By contrast, several studies have investigated the prognostic value of tumor size in malignant retroperitoneal tumors (5–8,13), mostly using a cut-off value of 10 cm, particularly in studies conducted over a decade ago (5–7). A relatively small-scale (n=49) study reported a prognostic value of tumor size >10 cm (6), whereas another larger (n=500) study did not report such an association (7). More recently, in a review of 1,091 patients with soft tissue sarcoma of any primary site (including extremities, trunk and retroperitoneum), Lahat et al (14) demonstrated that patients with tumors sized >15 cm were at increased risk of developing distant recurrence and exhibited higher disease-specific mortality compared with those with smaller tumors; they suggested that tumor size should be revised in the current American Joint Committee on Cancer (AJCC) staging system used for soft tissue sarcomas. The AJCC system currently uses a 5-cm threshold, which is better suited for extremity sarcomas, but has limited discriminative power for retroperitoneal liposarcomas, almost all of which are >5 cm (4,15). Indeed, all the patients in the present study had tumors >10 cm (median, 19.0 cm), and tumor size was not associated with PFS or SSS.
The mechanisms underlying the association between symptoms at diagnosis and poor outcome in patients with retroperitoneal liposarcomas may be associated with the fact that an aggressive tumor may be recognized by the host more easily than an indolent one. The most common symptoms (13/16, 81%) in the present study were palpability of the tumor and pain/fullness of the abdomen/flank, as previously reported (3). In the case of two tumors of the same size but with different growth rates, the faster-growing tumor (i.e., more aggressive tumor) would be more likely to cause pain/fullness compared with the slower-growing tumor, due to the greater change. However, tumor size itself is also an important factor, which is supported by the fact that all the symptomatic patients in our cohort had tumors sized >15 cm. In addition to growth rate and tumor size, local invasion of the retroperitoneal structures may cause neurological, musculoskeletal and urinary/bowel symptoms (4), which are also considered to be specific characteristics of aggressive tumors.

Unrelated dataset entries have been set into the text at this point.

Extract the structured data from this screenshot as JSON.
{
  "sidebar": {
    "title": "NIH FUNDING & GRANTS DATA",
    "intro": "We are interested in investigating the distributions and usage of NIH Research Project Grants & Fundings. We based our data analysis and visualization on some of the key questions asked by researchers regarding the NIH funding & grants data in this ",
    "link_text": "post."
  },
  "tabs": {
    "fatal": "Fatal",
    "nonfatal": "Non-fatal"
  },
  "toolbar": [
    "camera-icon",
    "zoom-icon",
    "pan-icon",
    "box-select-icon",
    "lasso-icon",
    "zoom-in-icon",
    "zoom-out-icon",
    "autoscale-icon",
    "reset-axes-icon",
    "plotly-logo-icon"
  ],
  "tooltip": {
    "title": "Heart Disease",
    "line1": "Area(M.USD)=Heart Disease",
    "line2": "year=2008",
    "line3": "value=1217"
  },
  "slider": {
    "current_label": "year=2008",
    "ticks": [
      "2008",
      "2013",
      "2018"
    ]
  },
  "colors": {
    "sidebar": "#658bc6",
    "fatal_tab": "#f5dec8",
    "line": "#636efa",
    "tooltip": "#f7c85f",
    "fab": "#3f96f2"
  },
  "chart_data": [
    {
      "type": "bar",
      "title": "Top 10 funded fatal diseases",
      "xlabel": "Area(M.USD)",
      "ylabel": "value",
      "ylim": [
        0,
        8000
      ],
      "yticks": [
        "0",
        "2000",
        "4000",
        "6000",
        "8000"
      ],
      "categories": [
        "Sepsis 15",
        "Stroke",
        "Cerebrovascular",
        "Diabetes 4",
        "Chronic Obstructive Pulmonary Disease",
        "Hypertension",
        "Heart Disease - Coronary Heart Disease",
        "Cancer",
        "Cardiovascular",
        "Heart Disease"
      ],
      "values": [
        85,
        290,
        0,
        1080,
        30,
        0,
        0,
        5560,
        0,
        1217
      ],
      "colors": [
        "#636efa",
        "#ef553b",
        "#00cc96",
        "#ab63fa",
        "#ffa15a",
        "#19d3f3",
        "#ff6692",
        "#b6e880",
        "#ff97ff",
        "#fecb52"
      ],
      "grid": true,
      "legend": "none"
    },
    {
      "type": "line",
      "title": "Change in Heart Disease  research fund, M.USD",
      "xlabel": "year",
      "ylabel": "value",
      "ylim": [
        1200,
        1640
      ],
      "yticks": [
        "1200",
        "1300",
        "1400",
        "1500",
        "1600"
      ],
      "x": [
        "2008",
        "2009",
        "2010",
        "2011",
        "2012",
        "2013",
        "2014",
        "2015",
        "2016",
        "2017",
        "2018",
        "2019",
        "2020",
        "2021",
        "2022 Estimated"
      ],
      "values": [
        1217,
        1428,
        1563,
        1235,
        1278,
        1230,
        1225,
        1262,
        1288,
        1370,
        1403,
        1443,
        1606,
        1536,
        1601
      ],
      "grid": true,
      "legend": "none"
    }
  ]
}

Of the 16 (19%) symptomatic patients in our cohort, 1 had lower extremity pain due to neural invasion, 1 had testicular pain due to varicocele as a consequence of tumor infiltration of the left gonadal vein, and 1 presented with discomfort on urination due to tumor infiltration of the urinary bladder. Since several inflammatory markers, such as neutrophil-to-lymphocyte ratio, lymphocyte-to-monocyte ratio and C-reactive protein, have been reported to be prognostic factors in soft tissue sarcomas (16–19), we also evaluated certain laboratory parameters; however, none were found to be associated with prognosis in the present study (Tables II and III).
This study was limited by its retrospective design and small sample size. Therefore, further confirmatory studies with larger populations are required to validate these results. However, these preliminary results suggest that the presence of symptoms at diagnosis may be an easily available, useful prognostic factor to complement existing markers in retroperitoneal liposarcoma.
In conclusion, retroperitoneal liposarcomas diagnosed by clinical symptoms are associated with a poorer prognosis compared with incidentally diagnosed retroperitoneal liposarcomas. Furthermore, the presence of symptoms at diagnosis was found to be an independent predictor of PFS, which may prove to be a useful additional prognostic factor in primary retroperitoneal liposarcoma.